The HTML strip removes tags:

"<span>Some people are worth melting for</span>" → "Some people are worth melting for"

Step 2: Tokenize

Whitespace tokenizer splits on spaces:

"Some people are worth melting for"
 
→ "Some"
→ "people"
→ "are"
→ "worth"
→ "melting"
→ "for"

Step 3: Token filters

Lowercase normalizes case; stopwords drops common words:

"Some" → "some"
"people" → "people"
"are" → (dropped)
"worth" → "worth"
"melting" → "melting"
"for" → (dropped)

The indexed tokens are:

"some" "people" "worth" "melting"

Query analysis

A query string goes through the same analyzer. Query “Some people worth melting”:

"Some people worth melting"
▼ (no HTML to strip)
▼ Whitespace tokenizer
"Some" "people" "worth" "melting"
▼ Lowercase + stopwords
"some" "people" "worth" "melting"

Now Elasticsearch can match tokens against the index:

Query Term Document 1 Document 2
"some" ✓ ✓
"people" ✓ ✓
"worth" ✓
"melting" ✓ ✓

Document 2 matches more terms, so it scores higher.

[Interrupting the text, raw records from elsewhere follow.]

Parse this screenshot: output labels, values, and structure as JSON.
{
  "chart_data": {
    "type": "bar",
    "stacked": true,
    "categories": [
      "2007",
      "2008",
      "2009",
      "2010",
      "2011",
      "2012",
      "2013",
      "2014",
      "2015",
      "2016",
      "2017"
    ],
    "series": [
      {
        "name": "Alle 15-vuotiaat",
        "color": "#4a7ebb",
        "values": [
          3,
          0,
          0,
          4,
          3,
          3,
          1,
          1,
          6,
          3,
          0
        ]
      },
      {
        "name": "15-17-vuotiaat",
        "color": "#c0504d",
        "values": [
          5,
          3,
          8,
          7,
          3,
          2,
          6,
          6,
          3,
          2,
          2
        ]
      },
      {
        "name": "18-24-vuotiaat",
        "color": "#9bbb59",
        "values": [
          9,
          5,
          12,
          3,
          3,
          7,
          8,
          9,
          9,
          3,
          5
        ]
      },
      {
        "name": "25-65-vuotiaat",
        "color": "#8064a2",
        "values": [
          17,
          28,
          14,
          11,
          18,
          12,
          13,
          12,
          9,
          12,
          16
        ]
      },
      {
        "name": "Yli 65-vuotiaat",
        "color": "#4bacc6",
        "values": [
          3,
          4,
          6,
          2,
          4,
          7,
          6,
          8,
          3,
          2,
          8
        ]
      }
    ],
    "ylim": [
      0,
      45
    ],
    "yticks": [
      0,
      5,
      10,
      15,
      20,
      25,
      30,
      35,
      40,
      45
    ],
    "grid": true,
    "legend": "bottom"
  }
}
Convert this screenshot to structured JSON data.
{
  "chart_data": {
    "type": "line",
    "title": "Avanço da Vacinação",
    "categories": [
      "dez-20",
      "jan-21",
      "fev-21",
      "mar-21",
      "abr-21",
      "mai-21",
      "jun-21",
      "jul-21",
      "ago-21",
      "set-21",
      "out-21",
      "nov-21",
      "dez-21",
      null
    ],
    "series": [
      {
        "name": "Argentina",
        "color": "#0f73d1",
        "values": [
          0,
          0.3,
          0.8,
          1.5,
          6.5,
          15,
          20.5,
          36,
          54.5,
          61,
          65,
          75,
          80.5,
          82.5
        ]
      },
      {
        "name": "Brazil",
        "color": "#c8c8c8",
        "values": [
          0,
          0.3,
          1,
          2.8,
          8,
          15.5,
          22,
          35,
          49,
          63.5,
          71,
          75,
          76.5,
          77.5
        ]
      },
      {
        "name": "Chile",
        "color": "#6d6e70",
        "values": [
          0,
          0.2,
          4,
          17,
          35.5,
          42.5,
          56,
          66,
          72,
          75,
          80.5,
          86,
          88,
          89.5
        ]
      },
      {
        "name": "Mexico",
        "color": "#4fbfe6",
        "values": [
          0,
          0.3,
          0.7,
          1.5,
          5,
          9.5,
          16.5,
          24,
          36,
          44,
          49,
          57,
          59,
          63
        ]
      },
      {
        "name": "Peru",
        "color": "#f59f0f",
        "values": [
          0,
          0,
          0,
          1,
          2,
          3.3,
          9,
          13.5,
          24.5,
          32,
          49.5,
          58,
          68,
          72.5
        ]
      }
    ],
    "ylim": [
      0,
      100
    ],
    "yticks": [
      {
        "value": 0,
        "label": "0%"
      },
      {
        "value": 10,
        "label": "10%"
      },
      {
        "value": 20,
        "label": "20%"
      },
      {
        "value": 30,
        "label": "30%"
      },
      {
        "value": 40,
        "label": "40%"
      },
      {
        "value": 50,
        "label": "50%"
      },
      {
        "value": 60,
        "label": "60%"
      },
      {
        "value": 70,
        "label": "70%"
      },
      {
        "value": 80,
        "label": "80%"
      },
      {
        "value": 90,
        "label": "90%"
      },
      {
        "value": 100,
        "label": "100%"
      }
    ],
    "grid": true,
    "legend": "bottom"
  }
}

Configure analysis in Sigmie

Index-level analysis runs on every text field unless a field overrides it:

$sigmie->newIndex('movies')
->tokenizeOnWhitespaces() // tokenizer
->lowercase() // token filter
->trim() // token filter
->stripHTML() // char filter
->create();

See Tokenizers, Token Filters, and Character Filters for every option.

Per-field analysis

Override analysis on a single field:

use Sigmie\Index\NewAnalyzer;
 
$props->text('email')
->withNewAnalyzer(function (NewAnalyzer $analyzer) {
$analyzer->tokenizeOnPattern('(@|\.)');
$analyzer->lowercase();
});

Test the analyzer

analyze() runs text through the index’s analyzer and returns the resulting tokens:

$sigmie->index('movies')->analyze('The Matrix Reloaded');
// ["matrix", "reloaded"]

Use this to verify a field is being tokenized the way you expect before re-indexing the world.

Language-specific analysis

English, German, and Greek have purpose-built analyzers with stemmers, stopwords, and normalizers — see Languages.

use Sigmie\Languages\English\English;
 
$sigmie->newIndex('articles')
->language(new English)
->englishStemmer()
->englishStopwords()
->englishLowercase()
->create();